Dilemma americano, un

DILEMMA AMERICANO, AN. Gunnar Myrdal (1898-1987), un sociologo svedese, fu scelto dalla Carnegie Corporation nel 1938 per fare uno studio su larga scala delle relazioni razziali americane. Dopo uno sforzo di ricerca di cinque anni, che ha comportato l'assunzione di settantacinque assistenti, Myrdal ha pubblicato i due volumi carnosi e densamente documentati di Un dilemma americano nel 1944. Il "dilemma" del titolo era che gli americani bianchi dicevano di credere nella libertà e nell'uguaglianza umana - stavano effettivamente combattendo per questi principi all'epoca della seconda guerra mondiale - eppure negavano sistematicamente libertà e uguaglianza alla loro popolazione afroamericana.

Il libro divenne un classico come lo studio più approfondito sul razzismo americano intrapreso fino a quel momento; era una specie di bibbia per il primo movimento per i diritti civili negli anni '1950. Myrdal fu colpito dall'idealismo degli americani e si sentì sicuro che se avessero compreso appieno la loro situazione razziale si sarebbero ribellati contro la sua ingiustizia e l'avrebbero riformata. Ha sottolineato che quando i neri americani sono stati liberati dalla segregazione e hanno ricevuto maggiori opportunità, avrebbero dimostrato che la loro subordinazione era stata ambientale, non ereditaria o intrinseca.

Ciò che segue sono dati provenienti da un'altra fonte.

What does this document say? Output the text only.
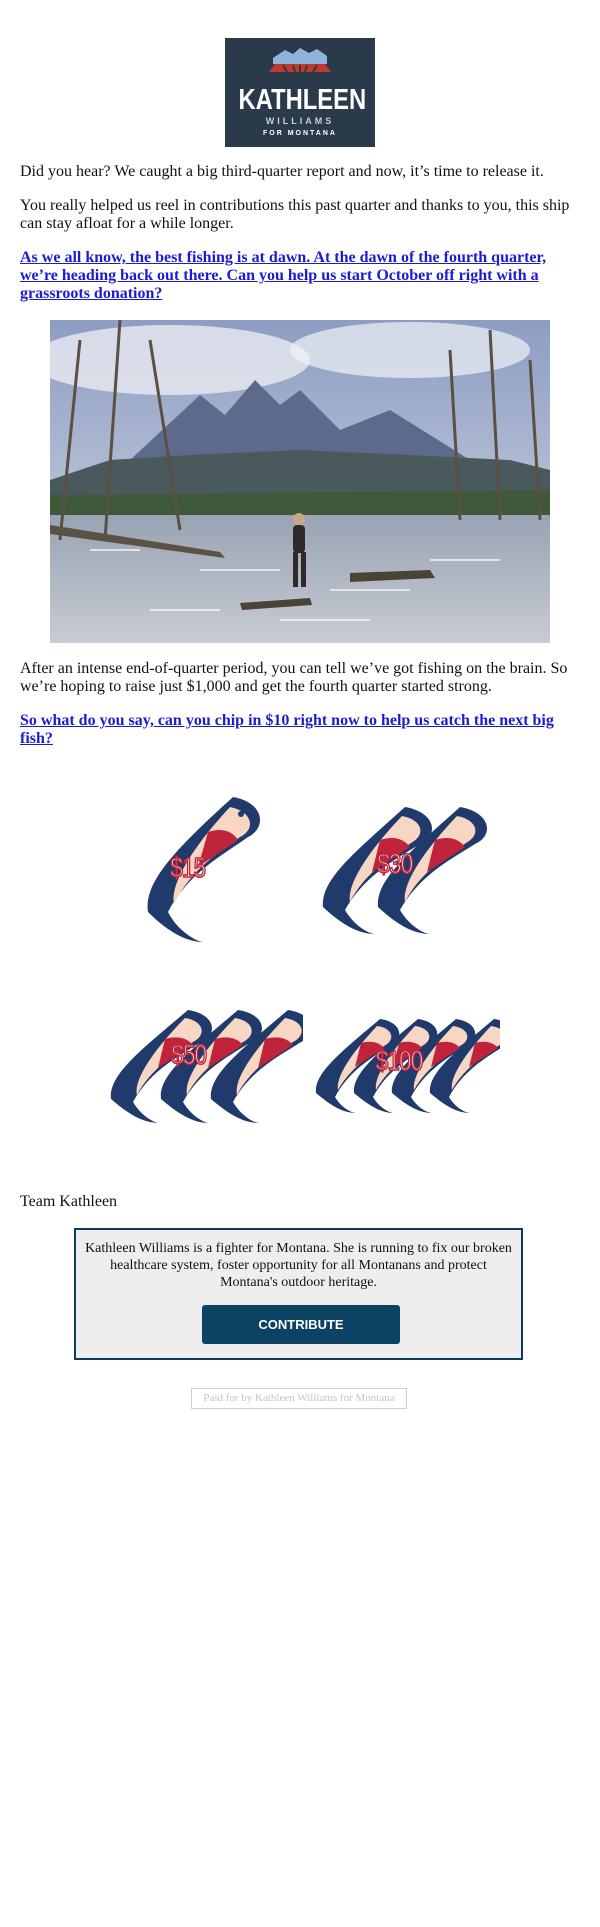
KATHLEEN
WILLIAMS
FOR MONTANA

Did you hear? We caught a big third-quarter report and now, it’s time to release it.

You really helped us reel in contributions this past quarter and thanks to you, this ship can stay afloat for a while longer.

As we all know, the best fishing is at dawn. At the dawn of the fourth quarter, we’re heading back out there. Can you help us start October off right with a grassroots donation?

After an intense end-of-quarter period, you can tell we’ve got fishing on the brain. So we’re hoping to raise just $1,000 and get the fourth quarter started strong.

So what do you say, can you chip in $10 right now to help us catch the next big fish?

$15	$30
$50	$100
Team Kathleen
Kathleen Williams is a fighter for Montana. She is running to fix our broken healthcare system, foster opportunity for all Montanans and protect Montana's outdoor heritage.
CONTRIBUTE
Paid for by Kathleen Williams for Montana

Dopo il 1960, tuttavia, poiché il movimento per i diritti civili è diventato più militante e le questioni razziali sono state oggetto di uno studio più approfondito, la reputazione di Un dilemma americano declinò rapidamente per la sua relativa negligenza nei confronti del potere economico e delle questioni di classe sociale.

Bibliografia

Jackson, Walter A. Gunnar Myrdal e America's Conscience: ingegneria sociale e liberalismo razziale, 1937–1987. Chapel Hill: University of North Carolina Press, 1990.

Southern, David. Gunnar Myrdal e Black-White Relations: The Use and Abuse of "An American Dilemma", 1944-1969. Baton Rouge: Louisiana State University Press, 1987.